"Oh, certainly!" he replied cheerfully. "By all means! No, we can't stay—we only dropped in. We just thought we'd see how you were getting along. If I were you, Will, I'd make up my mind about that intoxicated tree and set it up straight—good-bye!"

They went out cheerfully enough, but he knew they were disappointed and hurt—they had expected so much from that picture. And he wished he cared more. He looked at it critically. Of course it was bad, but how could they tell what he had been doing? It was the plan of months changed utterly in three hours. The result was ridiculous, but he needed it no longer—he knew what he wanted now, what he had been fighting against all these days. He would paint it if he could—and till he could. The insistent artist-passion to express even bunglingly something of the unendurable beauty of that strange night was on him, and before the echo of his guests' departure had died away he was working as he had never worked before, the old picture lying unnoticed in the corner where he had thrown it.

He needed no models, he did not use his studies. Was it not printed on his brain, was it not etched into his heart, that weird vision of the storm, with the floating fairy creature that hardly touched the earth? Was there a lovely curve in all her melting postures, which slipped like water circles into new shapes, that he did not know? That haunting, elf-like look, that ineffably exquisite abandon, had he not studied it greedily then in the wood, and later, in his restless dreams? The trees were sentient, the bushes put out clasping fingers to detain him, the wind shrieked out its angry soul at him; and she, the white wonder with her floating wisps of stinging hair, had joined with them to mock at him, the startled witness of that mad revel of all the elements. He knew all this—he was drunk with it: could he paint it? Or would people see only a strange-eyed girl dancing in a wood?

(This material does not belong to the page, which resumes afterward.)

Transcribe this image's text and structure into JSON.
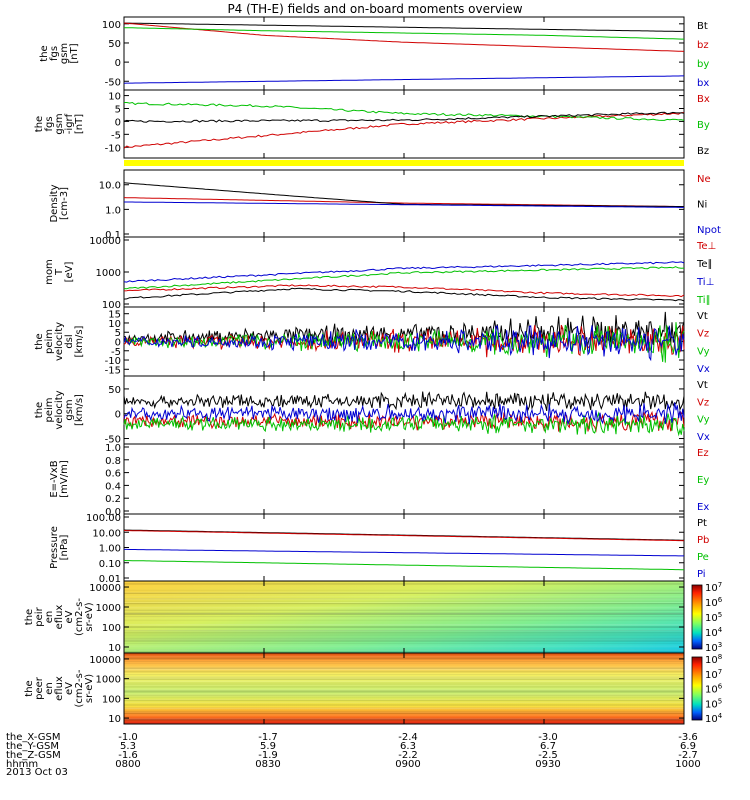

He did not know how many days he had been at work on it; he ate what the cleaning-woman brought him; his face was bristled with a stubby growth; the cigarette boxes strewed the floor. Men appeared at the door, and he urged them peevishly to go away; people brought messages, and he said he was not in town, and returned the notes unread. In the morning he smiled and breathed hard and patted the easel; at night he bit his nails and cursed himself for a colour-blind fool.

There was a white birch, strained and bent in the wind, that troubled him still, and as he was giving it the last touches, in the cold, strong afternoon light, the door burst open.

"Look here, the thing closes at six! Are you crazy?" they called to him, exasperatedly. "Aren't you going to send it?"

"That's all right, that's all right," he muttered vaguely, "shut up, can't you?"

They stood over behind him, and there was a stillness in the room. He laid down his palette carefully and turned to them, a worried look on his drawn, bristled face.

"That's meant to be the ocean beyond the cliff there," he said, an almost childlike fear in his eyes, "did—did you know it?"

The older man drew in a long breath.